Using DNA microarray technology, the researchers found that the single life-extending mutation – a change in the gene known as daf-2 -- exerts its influence through antimicrobial and metabolic genes, through genes controlling the cellular stress response, and by dampening the activity of specific life-shortening genes.
"This study tells us that there many genes that affect lifespan, each on its own having only a small effect," said Cynthia Kenyon, PhD, UCSF professor of biochemistry and senior author on a paper in Nature reporting the research.. "The beauty of the daf-2 gene is that it can bring all of these genes together into a common regulatory circuit. This allows it to produce these enormous effects on lifespan." Kenyon is also director of the Hillblom Center for the Biology of Aging at UCSF's Mission Bay campus.
Lead author on the paper is Coleen Murphy, PhD, a post-doctoral scientist in Kenyon's lab.
By partially disabling one gene at a time, either in daf-2 mutants or in wild-type worms, through a technique known as RNA interference, the scientists were able to discover that no single gene by itself determines lifespan . Of the key genes, each can increase lifespan by 10 to 30 percent, the research shows.
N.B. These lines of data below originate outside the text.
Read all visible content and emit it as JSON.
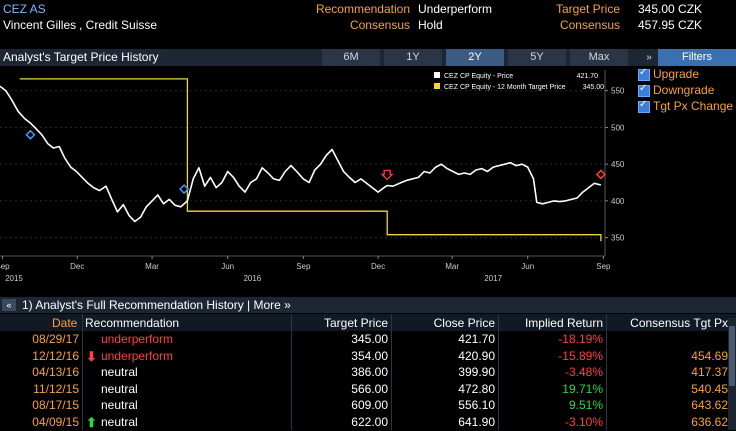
{
  "header": {
    "ticker": "CEZ AS",
    "analyst": "Vincent Gilles",
    "broker": ", Credit Suisse",
    "recommendation_label": "Recommendation",
    "recommendation_value": "Underperform",
    "consensus_label": "Consensus",
    "consensus_value": "Hold",
    "target_label": "Target Price",
    "target_value": "345.00 CZK",
    "consensus_price_label": "Consensus",
    "consensus_price_value": "457.95 CZK"
  },
  "titlebar": {
    "title": "Analyst's Target Price History",
    "tabs": [
      "6M",
      "1Y",
      "2Y",
      "5Y",
      "Max"
    ],
    "active_tab": "2Y",
    "filters_label": "Filters",
    "chevron": "»"
  },
  "filters": [
    {
      "label": "Upgrade",
      "checked": true
    },
    {
      "label": "Downgrade",
      "checked": true
    },
    {
      "label": "Tgt Px Change",
      "checked": true
    }
  ],
  "colors": {
    "accent": "#f7a23b",
    "price_line": "#ffffff",
    "target_line": "#f3d23b",
    "negative": "#ff4040",
    "positive": "#29d94a",
    "upgrade_marker": "#3f9bff",
    "downgrade_marker": "#ff3b3b"
  },
  "chart_data": {
    "type": "line",
    "legend": [
      {
        "name": "CEZ CP Equity - Price",
        "last": "421.70",
        "color": "#ffffff"
      },
      {
        "name": "CEZ CP Equity - 12 Month Target Price",
        "last": "345.00",
        "color": "#f3d23b"
      }
    ],
    "legend_placement": "top-right",
    "ylim": [
      325,
      570
    ],
    "yticks": [
      350,
      400,
      450,
      500,
      550
    ],
    "xlim": [
      "2015-08-29",
      "2017-09-03"
    ],
    "x_month_ticks": [
      {
        "date": "2015-09-01",
        "label": "Sep"
      },
      {
        "date": "2015-12-01",
        "label": "Dec"
      },
      {
        "date": "2016-03-01",
        "label": "Mar"
      },
      {
        "date": "2016-06-01",
        "label": "Jun"
      },
      {
        "date": "2016-09-01",
        "label": "Sep"
      },
      {
        "date": "2016-12-01",
        "label": "Dec"
      },
      {
        "date": "2017-03-01",
        "label": "Mar"
      },
      {
        "date": "2017-06-01",
        "label": "Jun"
      },
      {
        "date": "2017-09-01",
        "label": "Sep"
      }
    ],
    "x_year_ticks": [
      {
        "date": "2015-09-15",
        "label": "2015"
      },
      {
        "date": "2016-07-01",
        "label": "2016"
      },
      {
        "date": "2017-04-20",
        "label": "2017"
      }
    ],
    "series": [
      {
        "name": "CEZ CP Equity - Price",
        "points": [
          [
            "2015-08-29",
            556
          ],
          [
            "2015-09-05",
            550
          ],
          [
            "2015-09-12",
            538
          ],
          [
            "2015-09-20",
            522
          ],
          [
            "2015-09-28",
            512
          ],
          [
            "2015-10-05",
            506
          ],
          [
            "2015-10-12",
            498
          ],
          [
            "2015-10-19",
            490
          ],
          [
            "2015-10-26",
            478
          ],
          [
            "2015-11-02",
            472
          ],
          [
            "2015-11-09",
            474
          ],
          [
            "2015-11-16",
            458
          ],
          [
            "2015-11-23",
            446
          ],
          [
            "2015-11-30",
            440
          ],
          [
            "2015-12-07",
            432
          ],
          [
            "2015-12-14",
            424
          ],
          [
            "2015-12-21",
            418
          ],
          [
            "2015-12-28",
            414
          ],
          [
            "2016-01-05",
            420
          ],
          [
            "2016-01-12",
            402
          ],
          [
            "2016-01-19",
            385
          ],
          [
            "2016-01-26",
            395
          ],
          [
            "2016-02-02",
            380
          ],
          [
            "2016-02-09",
            372
          ],
          [
            "2016-02-16",
            378
          ],
          [
            "2016-02-23",
            392
          ],
          [
            "2016-03-01",
            400
          ],
          [
            "2016-03-08",
            408
          ],
          [
            "2016-03-15",
            396
          ],
          [
            "2016-03-22",
            402
          ],
          [
            "2016-03-29",
            394
          ],
          [
            "2016-04-05",
            392
          ],
          [
            "2016-04-13",
            400
          ],
          [
            "2016-04-20",
            430
          ],
          [
            "2016-04-27",
            445
          ],
          [
            "2016-05-04",
            420
          ],
          [
            "2016-05-11",
            432
          ],
          [
            "2016-05-18",
            418
          ],
          [
            "2016-05-25",
            425
          ],
          [
            "2016-06-01",
            440
          ],
          [
            "2016-06-08",
            432
          ],
          [
            "2016-06-15",
            420
          ],
          [
            "2016-06-22",
            412
          ],
          [
            "2016-06-29",
            425
          ],
          [
            "2016-07-06",
            430
          ],
          [
            "2016-07-13",
            445
          ],
          [
            "2016-07-20",
            438
          ],
          [
            "2016-07-27",
            430
          ],
          [
            "2016-08-03",
            428
          ],
          [
            "2016-08-10",
            440
          ],
          [
            "2016-08-17",
            448
          ],
          [
            "2016-08-24",
            440
          ],
          [
            "2016-09-01",
            430
          ],
          [
            "2016-09-08",
            425
          ],
          [
            "2016-09-15",
            442
          ],
          [
            "2016-09-22",
            450
          ],
          [
            "2016-09-29",
            462
          ],
          [
            "2016-10-06",
            470
          ],
          [
            "2016-10-13",
            455
          ],
          [
            "2016-10-20",
            440
          ],
          [
            "2016-10-27",
            432
          ],
          [
            "2016-11-03",
            425
          ],
          [
            "2016-11-10",
            430
          ],
          [
            "2016-11-17",
            424
          ],
          [
            "2016-11-24",
            418
          ],
          [
            "2016-12-01",
            412
          ],
          [
            "2016-12-08",
            418
          ],
          [
            "2016-12-12",
            421
          ],
          [
            "2016-12-19",
            420
          ],
          [
            "2016-12-27",
            424
          ],
          [
            "2017-01-05",
            428
          ],
          [
            "2017-01-12",
            430
          ],
          [
            "2017-01-19",
            432
          ],
          [
            "2017-01-26",
            440
          ],
          [
            "2017-02-02",
            438
          ],
          [
            "2017-02-09",
            446
          ],
          [
            "2017-02-16",
            450
          ],
          [
            "2017-02-23",
            444
          ],
          [
            "2017-03-02",
            440
          ],
          [
            "2017-03-09",
            436
          ],
          [
            "2017-03-16",
            438
          ],
          [
            "2017-03-23",
            436
          ],
          [
            "2017-03-30",
            442
          ],
          [
            "2017-04-06",
            444
          ],
          [
            "2017-04-13",
            440
          ],
          [
            "2017-04-20",
            446
          ],
          [
            "2017-04-27",
            448
          ],
          [
            "2017-05-04",
            450
          ],
          [
            "2017-05-11",
            452
          ],
          [
            "2017-05-18",
            448
          ],
          [
            "2017-05-25",
            450
          ],
          [
            "2017-06-01",
            446
          ],
          [
            "2017-06-08",
            430
          ],
          [
            "2017-06-12",
            398
          ],
          [
            "2017-06-19",
            396
          ],
          [
            "2017-06-26",
            398
          ],
          [
            "2017-07-03",
            400
          ],
          [
            "2017-07-10",
            399
          ],
          [
            "2017-07-17",
            400
          ],
          [
            "2017-07-24",
            402
          ],
          [
            "2017-07-31",
            404
          ],
          [
            "2017-08-07",
            412
          ],
          [
            "2017-08-14",
            418
          ],
          [
            "2017-08-21",
            424
          ],
          [
            "2017-08-29",
            421.7
          ]
        ]
      },
      {
        "name": "CEZ CP Equity - 12 Month Target Price",
        "step_points": [
          [
            "2015-09-22",
            566
          ],
          [
            "2016-04-13",
            566
          ],
          [
            "2016-04-13",
            386
          ],
          [
            "2016-12-12",
            386
          ],
          [
            "2016-12-12",
            354
          ],
          [
            "2017-08-29",
            354
          ],
          [
            "2017-08-29",
            345
          ]
        ]
      }
    ],
    "markers": [
      {
        "date": "2015-10-05",
        "value": 490,
        "kind": "upgrade",
        "shape": "diamond"
      },
      {
        "date": "2016-04-09",
        "value": 416,
        "kind": "upgrade",
        "shape": "diamond"
      },
      {
        "date": "2016-12-12",
        "value": 436,
        "kind": "downgrade",
        "shape": "arrow"
      },
      {
        "date": "2017-08-29",
        "value": 436,
        "kind": "downgrade",
        "shape": "diamond"
      }
    ]
  },
  "lower": {
    "chevron": "«",
    "title": "1) Analyst's Full Recommendation History | More »"
  },
  "table": {
    "columns": [
      "Date",
      "Recommendation",
      "Target Price",
      "Close Price",
      "Implied Return",
      "Consensus Tgt Px"
    ],
    "rows": [
      {
        "date": "08/29/17",
        "arrow": "",
        "rec": "underperform",
        "rec_color": "#ff4040",
        "target": "345.00",
        "close": "421.70",
        "ret": "-18.19%",
        "ret_color": "#ff4040",
        "cons": ""
      },
      {
        "date": "12/12/16",
        "arrow": "down",
        "rec": "underperform",
        "rec_color": "#ff4040",
        "target": "354.00",
        "close": "420.90",
        "ret": "-15.89%",
        "ret_color": "#ff4040",
        "cons": "454.69"
      },
      {
        "date": "04/13/16",
        "arrow": "",
        "rec": "neutral",
        "rec_color": "#ffffff",
        "target": "386.00",
        "close": "399.90",
        "ret": "-3.48%",
        "ret_color": "#ff4040",
        "cons": "417.37"
      },
      {
        "date": "11/12/15",
        "arrow": "",
        "rec": "neutral",
        "rec_color": "#ffffff",
        "target": "566.00",
        "close": "472.80",
        "ret": "19.71%",
        "ret_color": "#29d94a",
        "cons": "540.45"
      },
      {
        "date": "08/17/15",
        "arrow": "",
        "rec": "neutral",
        "rec_color": "#ffffff",
        "target": "609.00",
        "close": "556.10",
        "ret": "9.51%",
        "ret_color": "#29d94a",
        "cons": "643.62"
      },
      {
        "date": "04/09/15",
        "arrow": "up",
        "rec": "neutral",
        "rec_color": "#ffffff",
        "target": "622.00",
        "close": "641.90",
        "ret": "-3.10%",
        "ret_color": "#ff4040",
        "cons": "636.62"
      }
    ]
  }
}
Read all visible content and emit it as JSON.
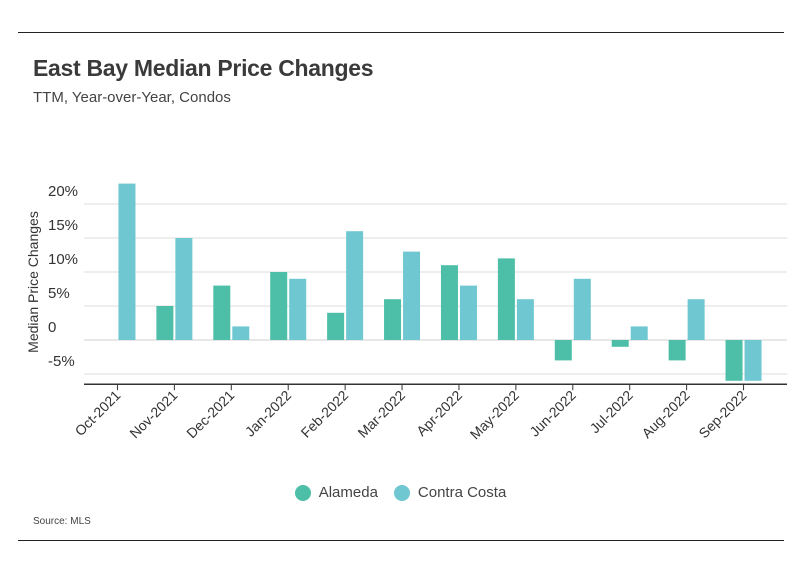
{
  "header": {
    "title": "East Bay Median Price Changes",
    "subtitle": "TTM, Year-over-Year, Condos"
  },
  "footer": {
    "source": "Source:  MLS"
  },
  "colors": {
    "alameda": "#4dbfa8",
    "contra_costa": "#6fc7d1",
    "grid": "#dddddd",
    "axis": "#333333"
  },
  "chart_data": {
    "type": "bar",
    "title": "East Bay Median Price Changes",
    "subtitle": "TTM, Year-over-Year, Condos",
    "xlabel": "",
    "ylabel": "Median Price Changes",
    "ylim": [
      -6.5,
      22.5
    ],
    "yticks": [
      -5,
      0,
      5,
      10,
      15,
      20
    ],
    "ytick_labels": [
      "-5%",
      "0",
      "5%",
      "10%",
      "15%",
      "20%"
    ],
    "categories": [
      "Oct-2021",
      "Nov-2021",
      "Dec-2021",
      "Jan-2022",
      "Feb-2022",
      "Mar-2022",
      "Apr-2022",
      "May-2022",
      "Jun-2022",
      "Jul-2022",
      "Aug-2022",
      "Sep-2022"
    ],
    "series": [
      {
        "name": "Alameda",
        "values": [
          null,
          5,
          8,
          10,
          4,
          6,
          11,
          12,
          -3,
          -1,
          -3,
          -6
        ]
      },
      {
        "name": "Contra Costa",
        "values": [
          23,
          15,
          2,
          9,
          16,
          13,
          8,
          6,
          9,
          2,
          6,
          -6
        ]
      }
    ],
    "grid": true,
    "legend_position": "bottom"
  }
}
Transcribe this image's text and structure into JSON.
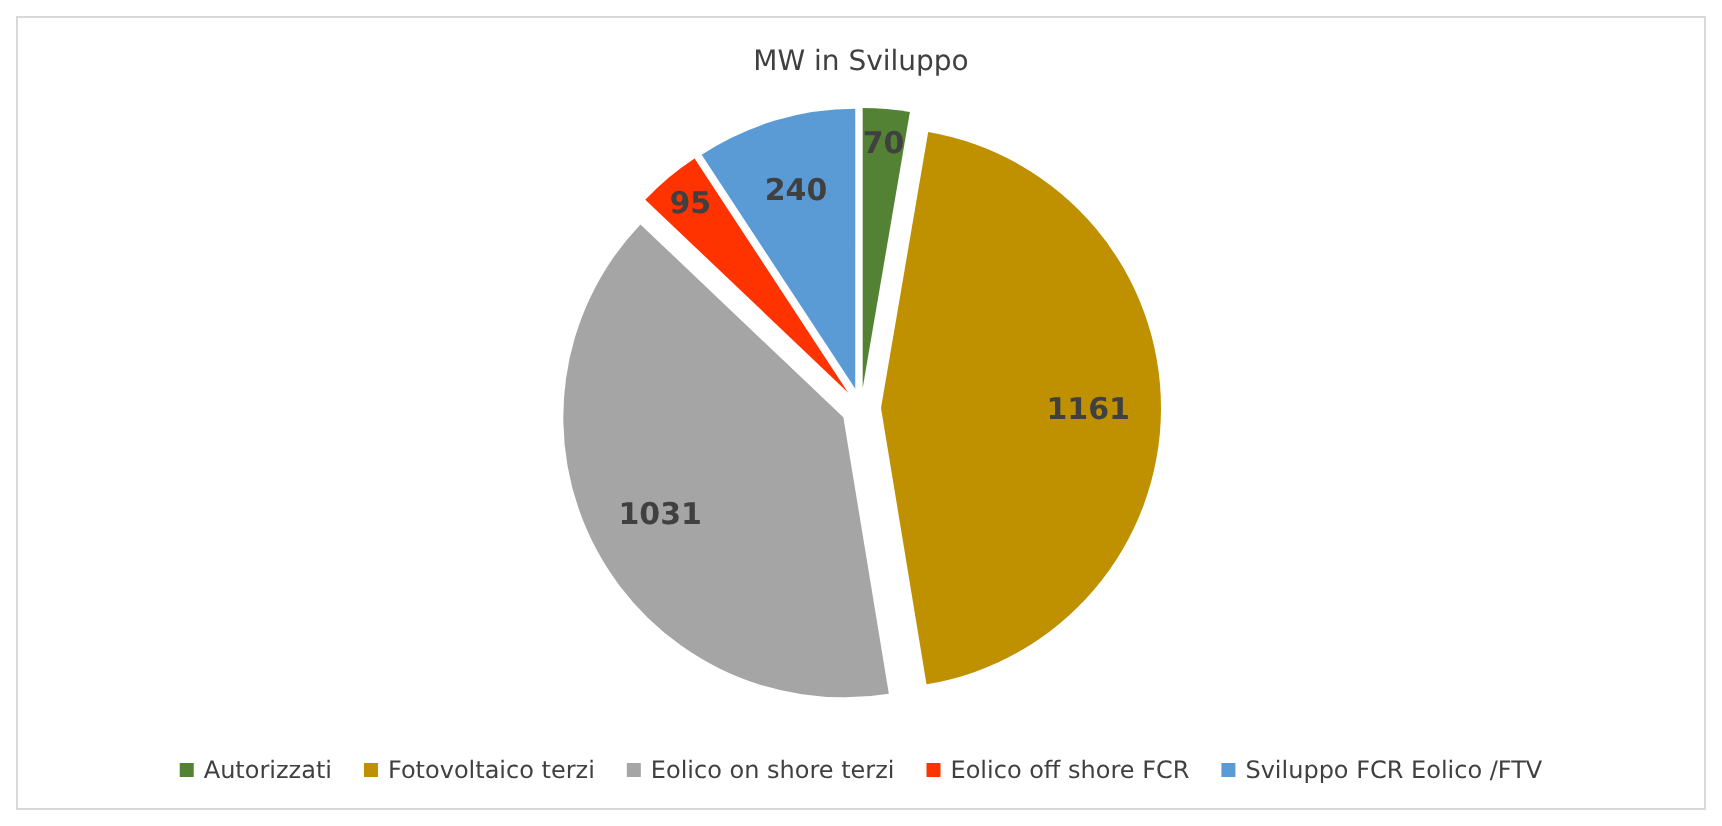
{
  "chart_data": {
    "type": "pie",
    "title": "MW in Sviluppo",
    "categories": [
      "Autorizzati",
      "Fotovoltaico terzi",
      "Eolico on shore terzi",
      "Eolico off shore FCR",
      "Sviluppo FCR Eolico /FTV"
    ],
    "values": [
      70,
      1161,
      1031,
      95,
      240
    ],
    "colors": [
      "#548235",
      "#bf9000",
      "#a5a5a5",
      "#ff3300",
      "#5b9bd5"
    ],
    "data_labels": true,
    "legend": "bottom"
  }
}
But when daf-2 engages the whole army of genes, they can produce huge changes in lifespan.
Because any individual gene appears to have a relatively small effect on lifespan, identifying the key players would have been difficult in a standard genetic screen, the scientists say, underscoring the power of DNA microarray analysis for teasing apart complex systems.
Kenyon's team discovered ten years ago that a single mutation in the daf-2 gene, which encodes a hormone receptor similar to the human receptors for the hormones insulin and IGF-1, doubled the worms' lifespan. The same or related hormone pathways have since been shown to affect lifespan in fruit flies and mice, and therefore are likely to control lifespan in humans as well. Her lab found that daf-2 affects lifespan through a second gene, known as daf-16, whose function was known to control the expression of other genes.
But the finding left unanswered just how longevity is achieved. What are the genes that daf-16 regulates? The new research shows that several key systems are involved. Many of the genes that affect lifespan code for antioxidant proteins, the researchers found; others code for proteins called chaperones that help repair or degrade damaged proteins. This is especially interesting, Kenyon says, because many diseases of aging involve oxidative damage or protein aggregation.
Other longevity genes found active in the long lived mutants make proteins that help ward off bacterial infections, the researchers found. Kenyon's lab showed earlier that infections are the likely cause of death for the worm, recent research from others has shown that the long-lived animals are known to be resistant to bacterial infection. The current study shows that without these genes activated, the long-lived worms die sooner. In humans, too, infections pose a serious health problem for the aged.
"Maybe one day we will be able to tweak the insulin/IGF-1 systems in humans to produce many of the same benefits that we see in the worm," Kenyon says.
The scientists also found longevity genes affecting lipid transport and energy metabolism, as well as a host with unknown functions.
"The diversity of these lifespan gene functions is just remarkable" said Kenyon.
The long-lived worms, as well as mice with similar changes in the same genes, also are disease resistant, and the study suggests possible mechanisms for this finding. The antimicrobial response could protect against infections, and the antioxidant response can protect against diseases that involve oxidative damage. Many researchers suspect stroke and a number of neurological diseases in humans are hastened by oxidative damage.
Earlier this year, Kenyon's lab showed in C. elegans that the damage-repairing chaperone proteins not only increase lifespan, but also delay the onset of protein-aggregation diseases similar to Huntington's diseases.
"The marvelous thing about this new study is that it provides an explanation not only for the remarkable longevity of these animals, but also for their ability to stay healthy so long," Kenyon says.
"They just turn up the expression of many, many different genes, each of which helps out in its own way. The consequences are stunning, and if we can figure out a way to copy these effects in humans, we might all be able to live very healthy long lives," she adds.
Co-authors on the Nature paper are Cornelia Bargmann, PhD, professor of anatomy and Howard Hughes Medical Institute investigator at UCSF; Steven McCaroll, a graduate student; Hao Li, PhD, UCSF assistant professor of biochemistry; and Andrew Fraser and Ravi Kamath at the Welcome CRC Institute and Department of Genetics, University of Cambridge.
The research was supported by the National Institute on Aging and the Ellison Foundation.